Transmission electron microscopy (TEM) was used to examine the effect of LPD on mitophagy in the hippocampi of APP/PS1 mice. Hippocampal neurons from APP/PS1 mice displayed altered mitochondrial morphology characterized by excessive mitochondrial damage in comparison to those from WT mice (Fig. 4A). Induction of mitophagy by LPD resulted in the clearance of damaged mitochondria in APP/PS1 mice (P < 0.01, Fig. 4A, B). However, blockade of PPARγ with GW9662 markedly decreased the number of mitophagy events in hippocampal neurons (P < 0.01, Fig. 4A, B).

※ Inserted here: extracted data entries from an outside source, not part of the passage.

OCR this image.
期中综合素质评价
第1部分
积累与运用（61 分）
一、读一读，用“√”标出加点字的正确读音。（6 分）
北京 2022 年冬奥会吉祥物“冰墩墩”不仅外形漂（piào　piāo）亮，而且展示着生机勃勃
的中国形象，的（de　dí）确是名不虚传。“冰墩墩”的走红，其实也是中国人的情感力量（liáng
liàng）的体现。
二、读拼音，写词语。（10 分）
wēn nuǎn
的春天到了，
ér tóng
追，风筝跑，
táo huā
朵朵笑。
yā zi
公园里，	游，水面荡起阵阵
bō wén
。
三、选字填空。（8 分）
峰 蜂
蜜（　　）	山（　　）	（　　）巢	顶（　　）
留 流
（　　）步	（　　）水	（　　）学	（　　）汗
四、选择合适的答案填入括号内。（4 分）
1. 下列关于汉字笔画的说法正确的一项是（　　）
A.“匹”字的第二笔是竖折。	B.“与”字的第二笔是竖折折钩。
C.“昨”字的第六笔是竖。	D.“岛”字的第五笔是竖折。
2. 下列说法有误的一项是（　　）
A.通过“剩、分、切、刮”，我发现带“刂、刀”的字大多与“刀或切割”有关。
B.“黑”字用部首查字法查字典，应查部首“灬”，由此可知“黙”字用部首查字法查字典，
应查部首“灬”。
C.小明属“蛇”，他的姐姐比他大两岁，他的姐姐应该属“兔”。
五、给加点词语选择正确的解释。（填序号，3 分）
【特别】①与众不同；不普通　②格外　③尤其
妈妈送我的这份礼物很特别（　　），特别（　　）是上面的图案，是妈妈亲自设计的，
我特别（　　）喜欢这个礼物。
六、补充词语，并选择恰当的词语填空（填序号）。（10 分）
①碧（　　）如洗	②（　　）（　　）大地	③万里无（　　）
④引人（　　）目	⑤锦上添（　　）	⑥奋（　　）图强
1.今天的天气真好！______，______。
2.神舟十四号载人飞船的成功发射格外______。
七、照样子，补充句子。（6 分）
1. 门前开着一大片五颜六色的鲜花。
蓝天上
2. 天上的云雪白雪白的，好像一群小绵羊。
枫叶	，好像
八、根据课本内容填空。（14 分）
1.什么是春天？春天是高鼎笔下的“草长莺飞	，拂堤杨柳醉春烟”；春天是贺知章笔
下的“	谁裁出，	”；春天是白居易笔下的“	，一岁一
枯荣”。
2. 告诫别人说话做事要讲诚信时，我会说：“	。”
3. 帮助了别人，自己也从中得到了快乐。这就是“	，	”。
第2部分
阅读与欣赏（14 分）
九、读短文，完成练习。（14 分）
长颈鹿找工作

To understand the molecular mechanisms responsible for the neuroprotective effects of LPD, PPARγ and potential downstream signaling pathways were investigated. Protein expression of PPARγ was significantly decreased in the hippocampus in APP/PS1 mice compared with WT mice (P < 0.01, Fig. 4B, C). However, protein levels of PPARγ, PINK1, and p-Parkin (Ser65) were markedly increased in hippocampal lysates from LPD-treated APP/PS1 mice (P < 0.01, Fig. 4B, C). Moreover, LPD treatment significantly increased the LC3-II/LC3-I ratio and decreased SQSTM1/p62 expression (P < 0.01, Fig. 4B, C). However, coadministration with GW9662 abolished the effects of LPD on the PPARγ and PINK1/Parkin signaling pathways (P < 0.01, Fig. 4B, C).

Western blot analysis showed significant increases in the protein expression of PPARγ, PINK1, and p-Parkin (Ser65) in APP/PS1 cells after LPD treatment (P < 0.01, Fig. 5A, B). A significant increase in the ratio of LC3-II/LC3-I and a significant decrease in SQSTM1/p62 expression was also observed in APP/PS1 cells treated with LPD (P < 0.01, Fig. 5A, B). In contrast, significant decreases in the expression levels of PPARγ, PINK1, and p-Parkin (Ser65) and the ratio of LC3-II/LC3-I, as well as a significant increase in SQSTM1/p62 expression, were observed in APP/PS1 cells cotreated with LPD and GW9662 or the mitophagy inhibitor Mdivi-1 (P < 0.01, Fig. 5A, B). Moreover, APP/PS1 cells exposed to LPD had significantly higher OCRs than control cells (P < 0.01, Fig. 5C). LPD treatment markedly increased the basal respiration, spare respiratory capacity, maximal respiration, and ATP production in APP/PS1 cells (P < 0.01, Fig. 5C). However, cotreatment with LPD and GW9662 or Mdivi-1 abrogated the effects of LPD on mitochondrial function in APP/PS1 cells (P < 0.01, Fig. 5C).